Dr. Marcia Angell has a message for Canadians: Don't be too quick to judge the U. S. system as superior to what is already in place in Canada.
I can already hear the "boo birds" bashing this post. But, that's okay. We've been working for almost 20 years in the world of hands on medical service delivery and I've got to tell you the gaps and the people falling through them call for some fresh new thinking about how we do health and wellness here in the U.S.
Read her article in the Canadian Medical Association Journal. The key points of the essay include:
- Health care costs per person are twice as high in the United States as in Canada.
- The US health care system has worse outcomes, is less efficient and provides fewer of many basic services than the Canadian system.
- The United States is the only industrialized country that treats health care as a market commodity, not a social service,and leaves uninsured those who cannot pay.

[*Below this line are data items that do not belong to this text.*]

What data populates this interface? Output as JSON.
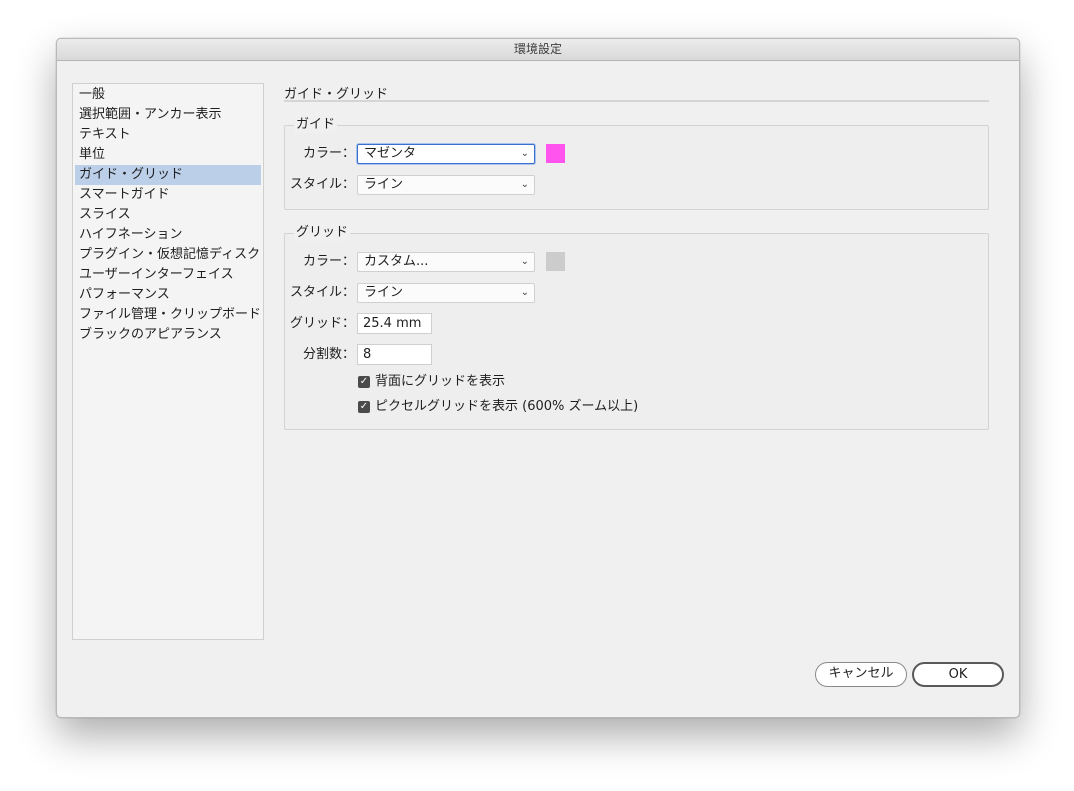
{
  "window": {
    "title": "環境設定"
  },
  "sidebar": {
    "items": [
      {
        "label": "一般"
      },
      {
        "label": "選択範囲・アンカー表示"
      },
      {
        "label": "テキスト"
      },
      {
        "label": "単位"
      },
      {
        "label": "ガイド・グリッド",
        "selected": true
      },
      {
        "label": "スマートガイド"
      },
      {
        "label": "スライス"
      },
      {
        "label": "ハイフネーション"
      },
      {
        "label": "プラグイン・仮想記憶ディスク"
      },
      {
        "label": "ユーザーインターフェイス"
      },
      {
        "label": "パフォーマンス"
      },
      {
        "label": "ファイル管理・クリップボード"
      },
      {
        "label": "ブラックのアピアランス"
      }
    ]
  },
  "panel": {
    "title": "ガイド・グリッド",
    "guide": {
      "legend": "ガイド",
      "color_label": "カラー：",
      "color_value": "マゼンタ",
      "color_swatch": "#ff55ee",
      "style_label": "スタイル：",
      "style_value": "ライン"
    },
    "grid": {
      "legend": "グリッド",
      "color_label": "カラー：",
      "color_value": "カスタム...",
      "color_swatch": "#cccccc",
      "style_label": "スタイル：",
      "style_value": "ライン",
      "gridline_label": "グリッド：",
      "gridline_value": "25.4 mm",
      "subdivisions_label": "分割数：",
      "subdivisions_value": "8",
      "grids_in_back_label": "背面にグリッドを表示",
      "grids_in_back_checked": true,
      "pixel_grid_label": "ピクセルグリッドを表示 (600% ズーム以上)",
      "pixel_grid_checked": true
    }
  },
  "buttons": {
    "cancel": "キャンセル",
    "ok": "OK"
  }
}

- In the United States, for-profit health care is more expensive and often of lower quality than not-for-profit or government care, with much higher overhead costs.
- The notion that partial privatization in Canada will shorten waiting times for elective procedures is misguided.
- Partial privatization would draw off resources from the public system, increase costs overall and introduce the inequities of the US system.
- The best way to improve the Canadian health care system is to put more resources into it.
Angell is clear: privatizing health care in Canada is not the answer. In our arrogance, we seldom take a hard look at the facts of the system employed by our good friends to the north. Hear her out.
Almost 50 million of our fellow citizens would likely find her point of view very interesting indeed.